I’ve always thought of the American Dream as including home ownership. You know, having your own place to tool home to and relax after a hard day’s travail.
Now, two economists at Chapman University (which is actually fairly near the American Dream abode to which I retire each evening) have asked a serious, intriguing question–and come up with a penetrating answer.
Steven Gjerstad and Vernon L. Smith ask why the collapse of the $10-trillion Dot-Com Bubble at the turn of the century had nary a ripple effect on the economy, while the recent collapse of the $3-trillion Housing Bubble sank the world.
The answer is, simply, that the Dot-Com losses were all absorbed by individuals and institutions and were not, like the Housing Bubble, encased in weird investment instruments and sold to banks and investment houses the world over. (To say nothing of their then being insured by AIG, which is now on the hook for most of the worldwide losses.)

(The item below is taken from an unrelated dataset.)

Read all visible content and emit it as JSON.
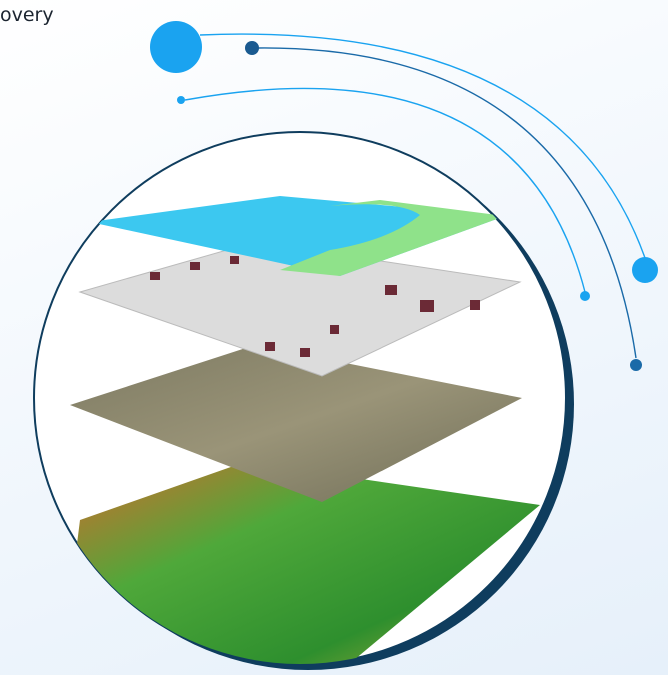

One caveat here: It’s $3 trillion in lost equity to date, but we don’t yet know the final amount, so the comparison may be incomplete.
However, and here’s where it gets interesting, while virtually everyone blames our current downturn on the housing bust, the Great Depression–the only other period with similar devastation to the world economy–is usually attributed to a stock market crash and a tight-money policy by the Federal Reserve and other world banks.
Throwing orthodoxy out the window, Messrs. Gjerstad and Smith pin the blame for both catastrophes on housing and consumer debt (while saying more research needs to be done on the Great Depression). To be precise, they note that total mortgage debt outstanding grew from $9.35 billion in 1920 to $29.44 billion in 1929, eerily similar to recent trends. They write:
It appears that both the Great Depression and the current crisis had their origins in excessive consumer debt–especially mortgage debt–that was transmitted into the financial sector during a sharp downturn.
So, the authors answer their own question by asserting that consumer debt “can be transmitted quickly and forcefully into the financial system” and was both in 1929 and in 2008.
So if you want to live the American Dream, don’t go into debt. Pay cash for that house, dammit! (I only wish I could.)